Recession in economies


In economics recession is a business cycle where there is a decline in economic activities. It is triggered by financial crisis, external trade shock, supply shock or a pandemic. Recession causes decline in income, employment and production.
Many developed countries are now facing recession due to a global pandemic corona virus causing the whole world and economic activities to shut down completely. When the income of a particular area decreases it cause a severe economic policies to implement on. Trade, higher income and high rate of employment are the main factors for a boom in an economy. But now every country is suffering from recession and the under developing countries are at a greater risk to be in depression.
USA, the super power of world has also been affected by this deadly virus. It has been estimated that its economy is pulled back by 10 years.
Recession can be changed into recovery by increasing trade, export and production. Another way is to take loan from IMF. Better monetary policy and fiscal policy can also be useful.
Higher interest rate, reduction in wages or consumers confidence, Lockdown, unemployment and decline in consumers purchasing power contribute towards recession. Effects of recession includes slump in stock market, market rigidity and increase in national debt.
Now a days the decline in the price of oil triggered by Russia- Saudi Arabia oil price war. It was the worst drop since the greatest recession in 2008. Stock market experienced a largest one week decline worldwide.

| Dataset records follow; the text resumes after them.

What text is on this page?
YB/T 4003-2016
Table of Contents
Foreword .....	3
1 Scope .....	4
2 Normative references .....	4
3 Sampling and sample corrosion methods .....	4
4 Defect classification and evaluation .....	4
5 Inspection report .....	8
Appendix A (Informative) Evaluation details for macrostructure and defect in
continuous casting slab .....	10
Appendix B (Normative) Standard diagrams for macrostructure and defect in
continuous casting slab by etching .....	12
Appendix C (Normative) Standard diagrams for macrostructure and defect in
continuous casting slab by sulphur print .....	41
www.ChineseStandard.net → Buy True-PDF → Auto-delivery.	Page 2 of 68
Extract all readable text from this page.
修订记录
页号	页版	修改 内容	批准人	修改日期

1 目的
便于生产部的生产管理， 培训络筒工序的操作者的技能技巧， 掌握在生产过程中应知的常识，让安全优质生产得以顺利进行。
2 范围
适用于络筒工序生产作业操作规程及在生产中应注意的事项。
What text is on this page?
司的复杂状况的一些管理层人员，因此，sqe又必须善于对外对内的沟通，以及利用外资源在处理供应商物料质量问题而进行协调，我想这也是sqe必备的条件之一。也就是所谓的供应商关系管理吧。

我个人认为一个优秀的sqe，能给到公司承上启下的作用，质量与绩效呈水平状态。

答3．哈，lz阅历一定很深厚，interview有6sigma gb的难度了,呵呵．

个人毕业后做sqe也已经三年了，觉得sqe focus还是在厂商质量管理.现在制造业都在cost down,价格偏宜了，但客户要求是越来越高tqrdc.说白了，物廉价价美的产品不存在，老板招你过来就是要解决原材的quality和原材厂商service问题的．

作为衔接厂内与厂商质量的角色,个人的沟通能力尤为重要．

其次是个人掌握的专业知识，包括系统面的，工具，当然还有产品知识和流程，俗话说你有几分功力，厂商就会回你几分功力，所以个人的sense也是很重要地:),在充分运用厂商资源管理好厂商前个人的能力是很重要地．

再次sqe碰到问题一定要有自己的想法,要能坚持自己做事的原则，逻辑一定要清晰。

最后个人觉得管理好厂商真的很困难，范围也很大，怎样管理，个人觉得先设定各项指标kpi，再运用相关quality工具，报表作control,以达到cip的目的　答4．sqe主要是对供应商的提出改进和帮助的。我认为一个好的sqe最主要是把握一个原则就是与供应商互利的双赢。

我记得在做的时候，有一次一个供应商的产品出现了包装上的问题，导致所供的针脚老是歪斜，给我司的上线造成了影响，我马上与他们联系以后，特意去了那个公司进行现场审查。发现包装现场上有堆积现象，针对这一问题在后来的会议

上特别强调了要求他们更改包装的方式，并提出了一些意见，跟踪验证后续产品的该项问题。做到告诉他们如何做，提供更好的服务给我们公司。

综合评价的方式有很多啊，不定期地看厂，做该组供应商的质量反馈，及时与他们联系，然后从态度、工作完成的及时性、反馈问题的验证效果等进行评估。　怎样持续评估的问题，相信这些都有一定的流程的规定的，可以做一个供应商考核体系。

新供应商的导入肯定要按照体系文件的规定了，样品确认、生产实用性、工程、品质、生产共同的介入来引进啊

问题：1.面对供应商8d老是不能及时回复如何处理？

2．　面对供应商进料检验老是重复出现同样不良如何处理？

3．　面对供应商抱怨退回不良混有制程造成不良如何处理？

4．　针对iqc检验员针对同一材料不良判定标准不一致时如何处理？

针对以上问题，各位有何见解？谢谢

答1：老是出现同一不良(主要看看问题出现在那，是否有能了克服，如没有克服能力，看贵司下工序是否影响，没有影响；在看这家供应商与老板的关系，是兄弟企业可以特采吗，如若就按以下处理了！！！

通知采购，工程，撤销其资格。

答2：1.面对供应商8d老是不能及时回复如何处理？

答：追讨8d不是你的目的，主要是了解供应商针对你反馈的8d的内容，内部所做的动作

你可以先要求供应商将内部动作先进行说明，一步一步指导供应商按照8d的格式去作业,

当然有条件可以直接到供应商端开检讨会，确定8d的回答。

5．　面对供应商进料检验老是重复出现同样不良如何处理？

The collapse in tourism industry, hospitality industry and energy industry also caused recession in the economy system of World.
A great collapse in stock exchange and rising prices the 2020 stock market crash are also the reason of this situation. Demand is high but supply is low due to closed industrial units.
Economy can get better and enter into recovery phase by opening the industries, providing employments at high rate of wages, low rate of interest and higher trade.
This recession can also cause decline in the number of scholarships opportunities and cause high rate of fee in schools, colleges and universities. The number of facilities that were given to people before recession like free transport will be reduced.
China, the world’s second largest economy is expected to grow only 2% this year, according to TS Lombard, the research firm. Oxford economics estimates that the global economy will contract marginally this year.
Another possible prediction is that this epidemic will also come to an end and the global economy will recover but when will it happen is difficult to predict.
The bank of England has been warned that the UK economy is more likely to suffer its greatest recession this year. The recession will decrease once the Lockdown is lifted causing the businesses to resume and the wheel of life will start moving. But the period from recession to recovery will not be short it will take time. The only way to get through it is by acting patiently and logically towards it.